Currently, we are in the midst of identifying the protein kinases and protein phosphatases responsible for the control of protein function by phosphorylation and dephosphorylation in Sulfolobus solfataricus, an extreme acidothermophile that grows in volcanic hot springs such as those found in Yellowstone National Park. Examination of the organisms genome sequence revealed ten open reading frames encoding for plausible eukaryote-like protein kinases and two for protein phosphatases. We have expressed and characterized several of these.
Currently, we are concentrating on a set of three protein kinases that resemble the family of protein kinases in eukaryotes that shut down protein synthesis in response to nutrient deficiency, viral infection, and other stresses. The first of these, dubbed SsoPK4, phosphorylates translational initiation factor 1A, a key component in the formation of the translational initiation complex that forms as the first step in synthesizing a polypeptide from its mRNA. Interestingly, SsoPK4 is activated by oxidized Coenzyme A, a compound that accumulates in S. solfataricus when it is subject to oxidative stresses. The oxidized form of Coenzyme A is a dimer linked by an S-S bond. Analyses to date indicate that the dimeric nature of the compound is key to activation, as it serves as a bridge between two molecules of SsoPK4. When brought into close proximity to one another, each unit phosphorylates and activates the other. Current work aims to determine what signals control the other two homologues of SsoPK4 in S. solfataricus.

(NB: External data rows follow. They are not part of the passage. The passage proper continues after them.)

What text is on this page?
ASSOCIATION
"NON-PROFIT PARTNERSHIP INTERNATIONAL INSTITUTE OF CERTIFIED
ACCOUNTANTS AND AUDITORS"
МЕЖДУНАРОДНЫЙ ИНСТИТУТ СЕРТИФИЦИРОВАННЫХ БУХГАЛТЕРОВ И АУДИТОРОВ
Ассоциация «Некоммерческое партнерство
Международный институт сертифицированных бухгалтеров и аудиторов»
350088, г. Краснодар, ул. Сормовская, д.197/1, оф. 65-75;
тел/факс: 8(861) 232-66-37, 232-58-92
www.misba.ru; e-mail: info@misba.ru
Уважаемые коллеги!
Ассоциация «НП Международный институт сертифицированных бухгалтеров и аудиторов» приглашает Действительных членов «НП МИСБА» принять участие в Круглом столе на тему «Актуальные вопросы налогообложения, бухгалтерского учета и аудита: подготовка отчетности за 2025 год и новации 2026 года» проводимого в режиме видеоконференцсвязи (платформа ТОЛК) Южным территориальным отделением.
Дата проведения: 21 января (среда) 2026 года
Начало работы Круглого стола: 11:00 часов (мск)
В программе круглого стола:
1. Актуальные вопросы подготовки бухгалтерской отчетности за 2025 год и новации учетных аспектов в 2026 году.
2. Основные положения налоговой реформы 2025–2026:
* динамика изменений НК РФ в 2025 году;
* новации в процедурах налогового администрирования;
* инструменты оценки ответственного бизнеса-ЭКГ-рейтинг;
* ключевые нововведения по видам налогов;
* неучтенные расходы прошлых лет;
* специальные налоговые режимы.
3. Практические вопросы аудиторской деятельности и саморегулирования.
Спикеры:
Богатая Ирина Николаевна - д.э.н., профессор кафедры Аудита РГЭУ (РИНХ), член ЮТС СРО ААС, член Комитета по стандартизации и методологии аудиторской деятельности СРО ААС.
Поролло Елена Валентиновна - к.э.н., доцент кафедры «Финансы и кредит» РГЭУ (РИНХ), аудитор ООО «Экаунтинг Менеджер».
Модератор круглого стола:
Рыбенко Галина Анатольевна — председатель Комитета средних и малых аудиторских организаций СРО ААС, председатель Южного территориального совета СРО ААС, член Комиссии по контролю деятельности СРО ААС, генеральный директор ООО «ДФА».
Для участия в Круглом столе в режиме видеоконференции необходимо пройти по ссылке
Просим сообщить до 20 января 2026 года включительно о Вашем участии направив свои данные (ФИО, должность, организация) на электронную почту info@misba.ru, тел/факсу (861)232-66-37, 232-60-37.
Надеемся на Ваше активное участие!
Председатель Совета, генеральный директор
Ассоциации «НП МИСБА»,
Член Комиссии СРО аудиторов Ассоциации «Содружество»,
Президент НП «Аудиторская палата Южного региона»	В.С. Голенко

As chair of the education and professional development committee of the American Society for Biochemistry and Molecular Biology [ASBMB], I am a participant in national efforts by the ASBMB to improve instruction in Biochemistry, Molecular Biology and other scientific disciplines in our colleges and universities as well as in K-12 schools; and in disseminating information about career options available to students interested in Biochemistry as a profession.